A good BDS strategy would be to identify the small number of kingpins who are Israel’s oligarchs (I’ve seen a suggestion that there are fewer than 20 such people) and find ways to attack them financially. Hit their exports, their contracts, etc. I find it hard to believe that only companies physically located in West Bank and Golan are profiting from the occupation.

This appears to be a very skewed version of events. According to the comment section of an article written by the students who organized the JVP Shabbat at Wesleyan, most kids who attended the service were not Jewish, and the comments themselves are overwhelmingly negative, not positive.

http://wesleyanargus.com/2015/03/03/the-condition-of-the-jewish-community/

It is tendentious to suggest that pro-Israel students are “avoiding dialogue” when JVP is calling for the censoring of Zionist speakers on campus through BDS.

Barney Frank has a powerful voice, which until now he has never used in criticism of Israel or the Lobby. For that reason I was happy to see him leave Congress. Now, I’m not so sure.

On the other topic, it’s possible that the Open Hillel movement could generalize into a rejuvenation of a connection to Judaism among younger Jews, a return to moral roots. It’s foolish for the older generation to rant against them.

Yes then Rep Frank did vote against the 2002 Iraq war resolution. And huge thanks for that. However on many other anti Palestinian anti Iran pieces of legislation pushed through the pipes Frank has voted in support of.

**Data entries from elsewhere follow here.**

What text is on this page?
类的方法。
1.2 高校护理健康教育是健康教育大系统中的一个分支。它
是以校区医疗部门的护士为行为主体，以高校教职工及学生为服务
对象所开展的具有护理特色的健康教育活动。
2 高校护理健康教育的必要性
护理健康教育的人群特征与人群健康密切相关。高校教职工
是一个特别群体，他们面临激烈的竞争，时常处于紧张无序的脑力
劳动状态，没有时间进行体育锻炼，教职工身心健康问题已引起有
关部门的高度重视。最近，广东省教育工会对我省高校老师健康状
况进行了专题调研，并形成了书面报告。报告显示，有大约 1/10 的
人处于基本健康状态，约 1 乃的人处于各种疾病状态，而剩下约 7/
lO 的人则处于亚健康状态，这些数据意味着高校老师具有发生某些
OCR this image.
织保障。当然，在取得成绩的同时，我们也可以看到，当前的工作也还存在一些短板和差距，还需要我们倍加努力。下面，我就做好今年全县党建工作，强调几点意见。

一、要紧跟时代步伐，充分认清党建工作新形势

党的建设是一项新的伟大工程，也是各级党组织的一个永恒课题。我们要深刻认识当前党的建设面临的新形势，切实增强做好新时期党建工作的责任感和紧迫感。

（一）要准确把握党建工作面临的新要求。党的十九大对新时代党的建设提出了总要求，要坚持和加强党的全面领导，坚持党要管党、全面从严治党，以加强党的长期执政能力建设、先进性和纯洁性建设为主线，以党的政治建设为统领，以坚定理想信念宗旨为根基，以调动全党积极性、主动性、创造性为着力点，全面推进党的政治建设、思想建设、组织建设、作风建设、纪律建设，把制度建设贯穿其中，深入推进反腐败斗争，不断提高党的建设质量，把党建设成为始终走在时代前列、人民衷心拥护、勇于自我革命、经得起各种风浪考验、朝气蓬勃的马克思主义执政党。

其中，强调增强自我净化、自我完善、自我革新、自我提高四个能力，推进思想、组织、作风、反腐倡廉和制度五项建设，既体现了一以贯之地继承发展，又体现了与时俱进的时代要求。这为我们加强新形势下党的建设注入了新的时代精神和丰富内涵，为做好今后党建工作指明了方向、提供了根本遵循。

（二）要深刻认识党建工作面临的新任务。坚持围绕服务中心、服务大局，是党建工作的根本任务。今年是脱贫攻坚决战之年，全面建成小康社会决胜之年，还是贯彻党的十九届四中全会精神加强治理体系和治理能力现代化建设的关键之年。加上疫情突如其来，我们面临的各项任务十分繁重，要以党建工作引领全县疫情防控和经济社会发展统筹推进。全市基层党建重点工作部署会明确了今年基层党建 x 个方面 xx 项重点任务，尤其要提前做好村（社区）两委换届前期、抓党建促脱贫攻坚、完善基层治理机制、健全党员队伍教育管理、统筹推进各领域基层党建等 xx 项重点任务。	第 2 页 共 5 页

“Barney Frank says Israel and AIPAC lobbied Congress to support Iraq war ”

Duh. It’s nice to see it outed to the whole wide world, though.

“You cannot put Humpty Dumpty lobby back together again.”

And that is the best thing I’ve heard in a long, long time wrt The Lobby.

“Netanyahu’s speech has crystallized a conflict inside the American Jewish community over how long it must support the occupation and human rights atrocities”

What does that really say about the “American Jewish community”? To think that they had to wait for a speech to really talk about “how long it must support the occupation and human rights atrocities””……. that suggests omertà.

Many valiant souls (too many to list here, you know who you are) have been dedicated to finding the truth, having the discussions, and speaking and writing at length, only to be vilified. Champions all! Their work was never in vain and they are/ will be vindicated. I am grateful to them for building a foundation.